Полковник некоторое время молча смотрел на него, как бы не зная, превратить все это в шутку или рассердиться, но в конце концов лишь пожал плечами и сдержанно вздохнул. Ох, уж это «вы»… После десяти лет общей работы, после десятков вечеров, проведённых вместе, в приятельской обстановке, за бутылкой вина, хоть это и было не по уставу… И вот вдруг выскакивает это «вы» и воздвигает между ними стену из льда, и каждый, в особенности Аввакум, знает, что она не нужна, но оба её терпят, чтоб им обоим было грустно, и не хотят её разрушить.
— Продолжайте, — сказал полковник, — я вас слушаю.

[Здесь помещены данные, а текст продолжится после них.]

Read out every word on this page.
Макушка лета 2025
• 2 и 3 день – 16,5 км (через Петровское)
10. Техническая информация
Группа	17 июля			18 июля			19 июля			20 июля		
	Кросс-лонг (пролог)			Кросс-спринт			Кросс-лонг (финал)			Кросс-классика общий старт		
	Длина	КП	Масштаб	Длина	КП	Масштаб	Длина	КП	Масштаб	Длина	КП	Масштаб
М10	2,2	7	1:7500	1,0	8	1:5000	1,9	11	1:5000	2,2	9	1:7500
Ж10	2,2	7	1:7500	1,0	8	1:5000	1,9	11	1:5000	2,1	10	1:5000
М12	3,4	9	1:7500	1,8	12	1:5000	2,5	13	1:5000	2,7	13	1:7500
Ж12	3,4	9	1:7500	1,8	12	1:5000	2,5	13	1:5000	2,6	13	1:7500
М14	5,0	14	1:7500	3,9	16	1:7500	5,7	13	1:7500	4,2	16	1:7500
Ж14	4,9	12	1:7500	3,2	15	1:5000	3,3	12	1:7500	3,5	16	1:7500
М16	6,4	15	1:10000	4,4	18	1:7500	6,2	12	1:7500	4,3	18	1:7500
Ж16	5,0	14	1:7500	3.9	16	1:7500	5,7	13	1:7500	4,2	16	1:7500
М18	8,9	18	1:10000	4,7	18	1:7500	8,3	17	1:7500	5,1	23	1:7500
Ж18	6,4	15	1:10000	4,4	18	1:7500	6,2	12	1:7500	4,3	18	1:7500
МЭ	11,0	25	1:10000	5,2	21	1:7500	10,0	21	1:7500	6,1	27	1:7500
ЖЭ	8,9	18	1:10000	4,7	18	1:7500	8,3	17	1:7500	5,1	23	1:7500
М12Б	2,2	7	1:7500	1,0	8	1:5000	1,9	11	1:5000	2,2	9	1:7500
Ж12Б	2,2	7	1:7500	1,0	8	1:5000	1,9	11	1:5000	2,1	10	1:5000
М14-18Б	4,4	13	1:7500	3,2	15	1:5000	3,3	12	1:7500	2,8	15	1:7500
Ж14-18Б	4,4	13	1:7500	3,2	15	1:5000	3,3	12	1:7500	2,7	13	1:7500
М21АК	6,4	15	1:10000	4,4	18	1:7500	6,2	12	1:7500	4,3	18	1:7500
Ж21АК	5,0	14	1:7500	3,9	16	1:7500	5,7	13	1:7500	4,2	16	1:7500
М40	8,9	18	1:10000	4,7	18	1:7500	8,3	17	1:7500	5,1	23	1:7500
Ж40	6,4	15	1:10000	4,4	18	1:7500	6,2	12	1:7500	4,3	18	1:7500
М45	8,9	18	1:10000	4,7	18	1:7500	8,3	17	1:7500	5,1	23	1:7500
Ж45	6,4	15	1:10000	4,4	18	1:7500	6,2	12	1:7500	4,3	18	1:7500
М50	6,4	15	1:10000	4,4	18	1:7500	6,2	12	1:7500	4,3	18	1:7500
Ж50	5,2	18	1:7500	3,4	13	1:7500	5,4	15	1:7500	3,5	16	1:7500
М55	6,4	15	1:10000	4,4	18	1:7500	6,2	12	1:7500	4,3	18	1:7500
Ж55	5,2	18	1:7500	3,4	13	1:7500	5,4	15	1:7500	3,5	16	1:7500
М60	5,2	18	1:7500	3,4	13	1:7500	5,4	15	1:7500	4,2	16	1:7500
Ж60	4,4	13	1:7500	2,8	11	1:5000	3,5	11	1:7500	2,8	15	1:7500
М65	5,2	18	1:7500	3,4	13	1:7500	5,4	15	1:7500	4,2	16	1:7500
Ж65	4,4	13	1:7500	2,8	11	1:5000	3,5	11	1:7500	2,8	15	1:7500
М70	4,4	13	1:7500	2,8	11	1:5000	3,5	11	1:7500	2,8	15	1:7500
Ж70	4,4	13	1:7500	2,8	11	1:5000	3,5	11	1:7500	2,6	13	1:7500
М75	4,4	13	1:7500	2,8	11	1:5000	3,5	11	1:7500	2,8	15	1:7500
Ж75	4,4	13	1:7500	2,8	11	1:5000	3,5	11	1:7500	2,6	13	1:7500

— Да я уже кончил, — ответил Аввакум, застёгивая пальто. — Превращусь на день-два в архитектора, если вы не имеете ничего против. В последний раз сменю профессию, — подчеркнул он, — и переберусь туда, в этот чудесный дом, потому что уж больно он красив и отвечает моему безнадёжно устарелому вкусу. И ещё потому, что мне кажется, будто в этом отмершем барочном мире мне непременно придёт в голову нечто, что оживит, одухотворит мою гипотезу, позволит ей стать на ноги и не даст ей падать, как карточный домик, точнее, как домик из кубиков, по вашему справедливому замечанию… Что же касается встречи Шнайдера с Бошнаковым, то я обещаю сделать все возможное, чтобы присутствовать в качестве зрителя при этой сцене в «Славянской беседе».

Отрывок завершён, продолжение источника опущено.